# 写出生成具最少节点、高度为 H 的 AVL 树的程序，函数得运行时间是多少？

	AvlTree MinGenTree(int height, int* lastNode)
	{
	AvlTree T;

	if(height>=0)
	{
	T = malloc(sizeof(AvlNode));
	T->left = MinGenTree(height-1,lastNode);
	T->data = ++(*lastNode);
	T->height = 0;
	T->right = MinGenTree(height-2,lastNode);
	// update height
	T->height = MAX(Height(T->left),Height(T->right))+1;
	return T;
	}
	else
	return NULL;
	}
	// Generate minimal AVL tree
	AvlTree MinAvlTree(int H)
	{
	int lastNodeAssigned = 0;
	return MinGenTree(H,&lastNodeAssigned);
	}

运行时间为 O (N)。

# 编写一个函数，使它生成一棵具有关键字从 1 直到 $2^{H+1}-1$ 且高为的理想平衡二叉查找树。该函数运行时间是多少？

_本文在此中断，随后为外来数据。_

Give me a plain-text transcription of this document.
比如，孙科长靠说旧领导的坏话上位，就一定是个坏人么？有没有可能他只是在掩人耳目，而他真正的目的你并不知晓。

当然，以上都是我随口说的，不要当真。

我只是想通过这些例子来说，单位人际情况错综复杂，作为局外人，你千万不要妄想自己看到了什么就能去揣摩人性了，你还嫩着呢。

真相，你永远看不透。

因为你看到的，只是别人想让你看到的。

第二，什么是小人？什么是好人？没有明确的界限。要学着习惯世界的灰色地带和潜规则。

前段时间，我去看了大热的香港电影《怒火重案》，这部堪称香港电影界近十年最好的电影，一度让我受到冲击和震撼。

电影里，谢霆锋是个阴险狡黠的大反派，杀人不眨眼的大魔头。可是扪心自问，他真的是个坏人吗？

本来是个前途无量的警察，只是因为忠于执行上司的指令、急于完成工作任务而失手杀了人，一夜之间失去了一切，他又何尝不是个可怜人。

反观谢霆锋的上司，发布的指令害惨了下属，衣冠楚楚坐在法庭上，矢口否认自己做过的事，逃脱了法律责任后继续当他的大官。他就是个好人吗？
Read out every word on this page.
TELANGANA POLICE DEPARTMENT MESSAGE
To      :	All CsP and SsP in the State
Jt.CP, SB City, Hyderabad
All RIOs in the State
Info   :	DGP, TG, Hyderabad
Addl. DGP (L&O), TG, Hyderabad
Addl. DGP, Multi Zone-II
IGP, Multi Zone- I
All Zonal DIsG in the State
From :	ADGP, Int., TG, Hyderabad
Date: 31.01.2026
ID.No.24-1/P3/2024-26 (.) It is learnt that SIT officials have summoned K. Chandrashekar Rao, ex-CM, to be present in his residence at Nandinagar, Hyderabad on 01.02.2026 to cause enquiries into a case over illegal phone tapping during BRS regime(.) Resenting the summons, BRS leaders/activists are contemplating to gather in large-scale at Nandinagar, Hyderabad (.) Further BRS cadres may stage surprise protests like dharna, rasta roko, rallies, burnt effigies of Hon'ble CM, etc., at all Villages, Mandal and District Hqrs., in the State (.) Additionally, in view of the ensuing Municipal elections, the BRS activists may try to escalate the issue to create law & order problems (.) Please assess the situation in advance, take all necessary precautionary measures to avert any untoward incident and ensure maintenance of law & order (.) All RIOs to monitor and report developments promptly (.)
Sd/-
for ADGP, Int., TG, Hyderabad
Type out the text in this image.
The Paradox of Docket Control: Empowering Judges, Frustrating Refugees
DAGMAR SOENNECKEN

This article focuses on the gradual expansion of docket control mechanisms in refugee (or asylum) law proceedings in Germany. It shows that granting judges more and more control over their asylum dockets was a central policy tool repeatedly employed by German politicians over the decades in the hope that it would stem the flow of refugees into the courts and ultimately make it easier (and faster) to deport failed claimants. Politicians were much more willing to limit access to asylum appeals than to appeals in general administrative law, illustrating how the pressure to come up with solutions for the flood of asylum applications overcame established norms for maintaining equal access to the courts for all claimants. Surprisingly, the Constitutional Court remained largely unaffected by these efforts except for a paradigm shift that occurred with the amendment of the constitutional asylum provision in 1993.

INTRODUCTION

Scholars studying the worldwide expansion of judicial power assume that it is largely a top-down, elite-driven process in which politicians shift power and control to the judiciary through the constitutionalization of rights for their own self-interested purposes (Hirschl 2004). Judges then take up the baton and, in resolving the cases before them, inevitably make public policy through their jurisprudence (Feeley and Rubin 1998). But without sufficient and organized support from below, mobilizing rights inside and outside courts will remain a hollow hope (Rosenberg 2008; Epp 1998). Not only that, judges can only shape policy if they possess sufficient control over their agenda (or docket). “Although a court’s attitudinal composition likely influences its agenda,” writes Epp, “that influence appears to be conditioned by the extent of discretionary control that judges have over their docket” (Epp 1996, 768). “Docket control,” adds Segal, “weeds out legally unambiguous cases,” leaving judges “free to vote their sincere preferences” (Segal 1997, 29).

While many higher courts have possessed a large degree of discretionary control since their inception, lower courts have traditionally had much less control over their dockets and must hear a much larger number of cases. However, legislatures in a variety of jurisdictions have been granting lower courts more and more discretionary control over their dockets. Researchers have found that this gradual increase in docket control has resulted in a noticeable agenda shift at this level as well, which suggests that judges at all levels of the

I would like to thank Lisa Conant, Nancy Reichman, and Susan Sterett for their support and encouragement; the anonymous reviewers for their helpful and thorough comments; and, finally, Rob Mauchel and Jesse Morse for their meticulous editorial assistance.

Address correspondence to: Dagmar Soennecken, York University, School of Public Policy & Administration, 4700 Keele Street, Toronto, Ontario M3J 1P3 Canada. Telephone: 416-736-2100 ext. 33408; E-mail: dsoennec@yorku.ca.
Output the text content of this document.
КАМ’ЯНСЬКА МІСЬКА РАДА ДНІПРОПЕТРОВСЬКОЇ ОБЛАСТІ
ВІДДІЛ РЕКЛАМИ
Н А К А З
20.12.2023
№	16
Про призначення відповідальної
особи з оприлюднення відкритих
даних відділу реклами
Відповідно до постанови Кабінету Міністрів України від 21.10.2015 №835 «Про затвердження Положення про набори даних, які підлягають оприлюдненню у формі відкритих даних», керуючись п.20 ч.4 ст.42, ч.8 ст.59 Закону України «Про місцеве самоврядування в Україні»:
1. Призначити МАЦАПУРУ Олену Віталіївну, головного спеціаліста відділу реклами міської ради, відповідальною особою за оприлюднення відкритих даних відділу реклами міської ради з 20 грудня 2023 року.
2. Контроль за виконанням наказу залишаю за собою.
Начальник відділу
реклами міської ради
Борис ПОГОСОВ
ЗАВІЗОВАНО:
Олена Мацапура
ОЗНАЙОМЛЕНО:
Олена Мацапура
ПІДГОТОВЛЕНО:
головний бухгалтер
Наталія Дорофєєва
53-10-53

	BinaryTree MakeBinaryRandomTree1(int lower,int upper)
	{
	BinaryTree T;
	int RandomValue;

	T = NULL;
	if(lower<=upper)
	{
	T = malloc(sizeof(TreeNode));
	if(T!= NULL)
	{
	T->data = RandomValue = RandInt(lower, upper);
	T->left = MakeBinaryRandomTree1(lower, RandomValue-1);
	T->right = MakeBinaryRandomTree1(RandomValue+1, upper);
	}
	}
	return T;
	}

	BinaryTree MakeBinaryRandomTree(int N)
	{
	return MakeBinaryRandomTree1(1, N);
	}

运行时间为 O (N)。

# 编写一个函数以二叉查找树 T 和两个有序的关键字 $k_1$ 和 $k_2$ $(k_1\le k_2)$ 作为输人，打印树中所有满足 $k_1 \le Key(X) \le k_2$ 的元素 X。除去可以排序外・不对关键字的类型做任何假设。所写的程序应该以平均时间 $O(K+\log_{2}{N})$ 运行，其中 K 是所打印的关键字的个数确定你的算法的运行时间界

	void BinaryPrintRange(ElementType Lower,ElementType Upper,BinaryTree T)
	{
	if(T!= NULL)
	{
	if(Lower<=T->data)
	BinaryPrintRange(Lower,Upper,T->left);
	if(Lower<=T->data&&T->data<=Upper)
	printf("%d ",T->data);
	if(T->data<=Upper)
	BinaryPrintRange(Lower,Upper,T->right);
	}
	}

算法的运行时间界为 $O(K+\log_{2}{N})$ 。

# 由一个自动程序来生成二叉树：通过给树的每一个节点指定坐标（x，y），围绕每个坐标画一个圆圈，并将每个节点连到它的父节点上。假设在存储器中存有一棵二叉查找树（或许由此程序生成）并设每个节点都有两个附加的域存放坐标。

a. 坐标 x 可以通过指定中序遍历数来计算。对于树中的每个节点写出这样一个例程。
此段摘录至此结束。